C'est intéressant. Donc je peut faire vraiment de la synchro "automatique" sans avoir besoin de poser moi même les fichier dans le cloud ?
Bon en l’occurrence je ne synchronise pas mes photos. Quand j'ai besoin des photos prise avec mon iphone (par exemple) je les transferts tout simplement. Sinon ça prends trop de place et puis ce n'est pas un service indispensable pour moi. Donc ce n'est pas quelque chose qui va changer mon problème mais c'est toujours intéressant à savoir.



> Personne aime payer ahah.
> Pourquoi tu ne trouves pas ça normal? Le stockage ça coute des sous, les serveurs c'est pas gratuit à faire tourner non plus. C'est un service comme un autre, ça se paye. Et personne t'y obliges hein. A toi de voir



Lol. Ta réponse est aussi banal que ma remarque le fameux "personne ne t'oblige" ou le tout aussi connu "tout travail (ou tout service) mérite salaire" (et ses variantes "ça coûte des sous, c'est pas gratuit"). Je ne pense pas que ce soit un débat intéressant je cherche juste la meilleure solution au prix le plus bas. Rien que de très logique. 

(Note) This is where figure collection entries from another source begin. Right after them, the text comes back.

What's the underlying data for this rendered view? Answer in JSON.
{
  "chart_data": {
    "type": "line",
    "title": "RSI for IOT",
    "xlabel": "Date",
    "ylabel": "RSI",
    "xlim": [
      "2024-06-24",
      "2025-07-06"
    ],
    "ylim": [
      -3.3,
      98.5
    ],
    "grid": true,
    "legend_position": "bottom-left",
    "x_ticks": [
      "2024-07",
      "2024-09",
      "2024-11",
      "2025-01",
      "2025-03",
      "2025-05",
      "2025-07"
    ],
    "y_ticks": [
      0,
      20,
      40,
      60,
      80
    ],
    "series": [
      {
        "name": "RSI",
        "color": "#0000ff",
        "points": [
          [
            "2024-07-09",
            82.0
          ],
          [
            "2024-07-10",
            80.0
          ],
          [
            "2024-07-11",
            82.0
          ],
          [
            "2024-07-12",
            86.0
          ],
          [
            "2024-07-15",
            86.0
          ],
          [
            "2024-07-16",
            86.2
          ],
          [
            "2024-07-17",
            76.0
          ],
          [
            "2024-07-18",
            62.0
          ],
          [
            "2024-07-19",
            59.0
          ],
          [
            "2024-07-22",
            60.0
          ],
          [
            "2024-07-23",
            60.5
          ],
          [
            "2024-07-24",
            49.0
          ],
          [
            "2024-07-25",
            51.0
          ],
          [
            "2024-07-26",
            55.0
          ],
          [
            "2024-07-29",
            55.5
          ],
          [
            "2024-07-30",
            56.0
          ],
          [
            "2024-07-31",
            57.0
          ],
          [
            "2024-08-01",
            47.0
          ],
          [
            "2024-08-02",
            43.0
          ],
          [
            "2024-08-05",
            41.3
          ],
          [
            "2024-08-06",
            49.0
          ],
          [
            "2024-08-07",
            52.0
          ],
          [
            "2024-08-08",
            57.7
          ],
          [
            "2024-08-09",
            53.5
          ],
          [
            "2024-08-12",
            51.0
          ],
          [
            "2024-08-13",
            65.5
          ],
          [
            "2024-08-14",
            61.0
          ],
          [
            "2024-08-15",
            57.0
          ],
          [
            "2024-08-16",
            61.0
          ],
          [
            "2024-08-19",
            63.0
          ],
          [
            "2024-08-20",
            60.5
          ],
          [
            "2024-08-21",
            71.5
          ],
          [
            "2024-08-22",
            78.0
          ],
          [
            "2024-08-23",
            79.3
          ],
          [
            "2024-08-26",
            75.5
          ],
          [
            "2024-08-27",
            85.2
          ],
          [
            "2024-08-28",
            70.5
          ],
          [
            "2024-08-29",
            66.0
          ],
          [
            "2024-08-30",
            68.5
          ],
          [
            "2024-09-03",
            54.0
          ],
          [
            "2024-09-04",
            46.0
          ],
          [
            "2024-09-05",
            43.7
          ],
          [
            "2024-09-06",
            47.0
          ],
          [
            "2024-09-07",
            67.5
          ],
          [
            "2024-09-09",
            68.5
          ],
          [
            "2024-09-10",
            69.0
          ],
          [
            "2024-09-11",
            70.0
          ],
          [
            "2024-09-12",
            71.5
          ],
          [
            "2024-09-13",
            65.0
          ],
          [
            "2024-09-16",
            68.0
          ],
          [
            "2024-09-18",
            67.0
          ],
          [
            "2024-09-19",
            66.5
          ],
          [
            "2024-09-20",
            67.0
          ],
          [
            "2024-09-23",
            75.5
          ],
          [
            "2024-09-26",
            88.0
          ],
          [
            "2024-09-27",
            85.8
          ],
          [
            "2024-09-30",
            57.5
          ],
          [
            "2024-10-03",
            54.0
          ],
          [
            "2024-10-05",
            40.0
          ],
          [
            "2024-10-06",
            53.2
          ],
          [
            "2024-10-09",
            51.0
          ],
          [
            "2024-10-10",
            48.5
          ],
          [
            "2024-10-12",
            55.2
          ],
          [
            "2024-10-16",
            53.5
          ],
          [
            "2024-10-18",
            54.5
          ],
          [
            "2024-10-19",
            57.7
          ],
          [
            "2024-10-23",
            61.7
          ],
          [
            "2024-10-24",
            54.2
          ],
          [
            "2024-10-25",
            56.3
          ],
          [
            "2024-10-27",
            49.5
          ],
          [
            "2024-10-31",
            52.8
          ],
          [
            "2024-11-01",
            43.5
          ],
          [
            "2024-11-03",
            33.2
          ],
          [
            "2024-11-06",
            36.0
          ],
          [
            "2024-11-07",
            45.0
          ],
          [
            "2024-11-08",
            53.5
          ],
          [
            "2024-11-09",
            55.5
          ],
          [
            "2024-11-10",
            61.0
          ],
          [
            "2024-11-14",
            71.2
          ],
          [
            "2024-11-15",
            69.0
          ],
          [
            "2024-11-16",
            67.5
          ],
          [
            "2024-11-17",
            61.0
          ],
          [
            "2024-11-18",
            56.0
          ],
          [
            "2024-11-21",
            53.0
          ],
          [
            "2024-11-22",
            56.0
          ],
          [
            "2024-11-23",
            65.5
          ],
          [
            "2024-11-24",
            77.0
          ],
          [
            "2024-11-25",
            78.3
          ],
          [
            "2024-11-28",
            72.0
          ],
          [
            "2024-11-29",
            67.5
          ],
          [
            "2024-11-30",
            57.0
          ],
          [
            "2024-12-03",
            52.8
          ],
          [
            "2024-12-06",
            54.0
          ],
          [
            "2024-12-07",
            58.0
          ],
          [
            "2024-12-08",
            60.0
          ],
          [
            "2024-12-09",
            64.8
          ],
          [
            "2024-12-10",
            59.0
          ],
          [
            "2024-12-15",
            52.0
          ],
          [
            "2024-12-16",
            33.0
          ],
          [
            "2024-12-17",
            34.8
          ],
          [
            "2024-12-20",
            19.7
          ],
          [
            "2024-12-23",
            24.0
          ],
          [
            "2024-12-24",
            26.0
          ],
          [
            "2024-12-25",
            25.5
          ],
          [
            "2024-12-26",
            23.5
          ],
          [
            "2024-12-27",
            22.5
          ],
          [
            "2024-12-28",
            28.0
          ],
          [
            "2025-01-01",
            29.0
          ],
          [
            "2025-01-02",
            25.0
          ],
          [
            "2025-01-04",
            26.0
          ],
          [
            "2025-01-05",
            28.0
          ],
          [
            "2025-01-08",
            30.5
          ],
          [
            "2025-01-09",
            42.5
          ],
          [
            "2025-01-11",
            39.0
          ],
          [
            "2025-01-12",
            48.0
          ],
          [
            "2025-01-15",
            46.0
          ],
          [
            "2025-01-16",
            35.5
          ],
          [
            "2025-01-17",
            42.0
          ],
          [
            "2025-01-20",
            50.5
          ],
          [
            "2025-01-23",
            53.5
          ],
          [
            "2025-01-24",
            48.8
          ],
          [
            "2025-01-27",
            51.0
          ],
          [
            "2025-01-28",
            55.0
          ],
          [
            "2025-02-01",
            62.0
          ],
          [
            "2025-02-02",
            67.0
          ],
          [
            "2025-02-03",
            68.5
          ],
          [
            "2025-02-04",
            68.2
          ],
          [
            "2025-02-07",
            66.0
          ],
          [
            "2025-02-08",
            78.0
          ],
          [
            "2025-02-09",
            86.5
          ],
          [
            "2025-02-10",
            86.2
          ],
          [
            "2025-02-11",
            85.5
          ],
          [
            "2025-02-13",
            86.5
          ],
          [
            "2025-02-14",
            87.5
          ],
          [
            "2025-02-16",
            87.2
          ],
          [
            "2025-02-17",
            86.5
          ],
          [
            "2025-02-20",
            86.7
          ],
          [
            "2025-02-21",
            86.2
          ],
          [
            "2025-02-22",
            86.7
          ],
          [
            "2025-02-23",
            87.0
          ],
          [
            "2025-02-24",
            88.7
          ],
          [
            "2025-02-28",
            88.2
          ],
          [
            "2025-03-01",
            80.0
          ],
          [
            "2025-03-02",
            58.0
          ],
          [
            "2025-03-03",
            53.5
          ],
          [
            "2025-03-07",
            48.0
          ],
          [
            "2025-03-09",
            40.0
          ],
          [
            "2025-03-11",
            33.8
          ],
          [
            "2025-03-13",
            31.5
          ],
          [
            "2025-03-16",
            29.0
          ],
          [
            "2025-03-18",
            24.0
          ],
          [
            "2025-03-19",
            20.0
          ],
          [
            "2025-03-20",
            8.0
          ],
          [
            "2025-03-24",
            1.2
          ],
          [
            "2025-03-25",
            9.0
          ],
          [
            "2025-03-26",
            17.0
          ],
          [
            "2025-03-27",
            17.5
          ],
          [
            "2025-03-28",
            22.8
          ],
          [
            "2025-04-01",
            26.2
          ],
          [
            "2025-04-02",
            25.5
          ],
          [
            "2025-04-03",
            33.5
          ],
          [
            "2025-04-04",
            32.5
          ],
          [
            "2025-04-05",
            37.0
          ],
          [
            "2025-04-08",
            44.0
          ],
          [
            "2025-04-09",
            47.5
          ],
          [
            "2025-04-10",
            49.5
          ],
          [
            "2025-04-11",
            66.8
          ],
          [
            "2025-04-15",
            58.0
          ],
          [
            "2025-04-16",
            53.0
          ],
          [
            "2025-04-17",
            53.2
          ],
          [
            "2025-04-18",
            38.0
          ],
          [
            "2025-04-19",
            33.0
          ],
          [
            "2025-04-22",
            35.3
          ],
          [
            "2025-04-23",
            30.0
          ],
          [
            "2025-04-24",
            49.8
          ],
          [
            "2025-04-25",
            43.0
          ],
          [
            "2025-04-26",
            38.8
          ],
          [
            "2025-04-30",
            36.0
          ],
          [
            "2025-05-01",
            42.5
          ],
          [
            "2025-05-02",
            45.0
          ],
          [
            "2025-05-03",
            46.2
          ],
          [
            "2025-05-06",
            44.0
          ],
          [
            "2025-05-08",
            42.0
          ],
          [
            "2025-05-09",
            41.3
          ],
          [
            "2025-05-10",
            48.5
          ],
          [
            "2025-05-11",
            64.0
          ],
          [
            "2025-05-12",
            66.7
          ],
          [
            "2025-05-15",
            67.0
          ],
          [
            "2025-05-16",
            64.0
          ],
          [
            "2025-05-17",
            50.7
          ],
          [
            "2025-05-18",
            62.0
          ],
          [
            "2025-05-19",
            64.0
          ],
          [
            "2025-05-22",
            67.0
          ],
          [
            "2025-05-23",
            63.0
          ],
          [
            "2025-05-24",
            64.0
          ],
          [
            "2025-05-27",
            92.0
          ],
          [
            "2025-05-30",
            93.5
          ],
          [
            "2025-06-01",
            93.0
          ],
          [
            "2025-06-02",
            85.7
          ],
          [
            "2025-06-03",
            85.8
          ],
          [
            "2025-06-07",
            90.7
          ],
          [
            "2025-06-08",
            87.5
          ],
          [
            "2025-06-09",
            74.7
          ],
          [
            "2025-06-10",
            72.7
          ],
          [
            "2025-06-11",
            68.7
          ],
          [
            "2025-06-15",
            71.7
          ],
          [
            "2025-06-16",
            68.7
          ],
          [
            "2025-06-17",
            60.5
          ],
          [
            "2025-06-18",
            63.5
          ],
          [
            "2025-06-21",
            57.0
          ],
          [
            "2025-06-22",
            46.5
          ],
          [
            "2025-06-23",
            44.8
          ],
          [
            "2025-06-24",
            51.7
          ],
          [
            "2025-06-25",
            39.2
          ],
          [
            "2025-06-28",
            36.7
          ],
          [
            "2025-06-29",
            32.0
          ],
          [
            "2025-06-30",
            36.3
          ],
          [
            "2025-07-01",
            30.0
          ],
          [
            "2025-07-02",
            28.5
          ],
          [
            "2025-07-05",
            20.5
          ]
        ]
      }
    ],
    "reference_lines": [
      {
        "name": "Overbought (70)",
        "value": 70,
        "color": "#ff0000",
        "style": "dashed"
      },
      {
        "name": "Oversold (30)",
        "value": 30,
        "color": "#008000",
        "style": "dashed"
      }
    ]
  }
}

Après la gratuité des 5Gb est lié au compte et non au nombre appareille. Que tu ai dépensé pour 300 € chez Apple ou 50 000 € que tu ais 1 ou 30 appareils c'est pareil. 1 compte = 5Gb gratuit. Donc ce n'est que une question d'argent. Mais bon, ce n'est pas intéressant d'en débattre. C'est un sujet éculé et stérile.


----------



## ericse (3 Mai 2021)

Imperatrice Sissi a dit:


> Encore une fois et à titre de bouteille à la mer si vous connaissez un site un peu « sérieux » sur le sujet n’hésitez pas à m’en faire part.


Bonjour,
Solution 1 :   (perso j'inclus le prix d'iCloud dans mon budget iPhone, et ça me coute bien moins cher que l'abo 5G)
Solution 2 :  
Solution 3 :  
Solution 4 : Ça dépend surtout des données tu souhaites synchroniser : pas les photos donc, sans doutes pas les fichiers puisque ça tous les Clouds le font, donc que reste il ?


----------



## kiki34420 (22 Août 2022)

edenpulse a dit:


> Personne aime payer ahah.
> Pourquoi tu ne trouves pas ça normal? Le stockage ça coute des sous, les serveurs c'est pas gratuit à faire tourner non plus. C'est un service comme un autre, ça se paye. Et personne t'y obliges hein. A toi de voir


Ben oui, si ton patron a la fin du mois te paye pas tu seras pas content, n’est ce pas ? Ben c’est pareil


----------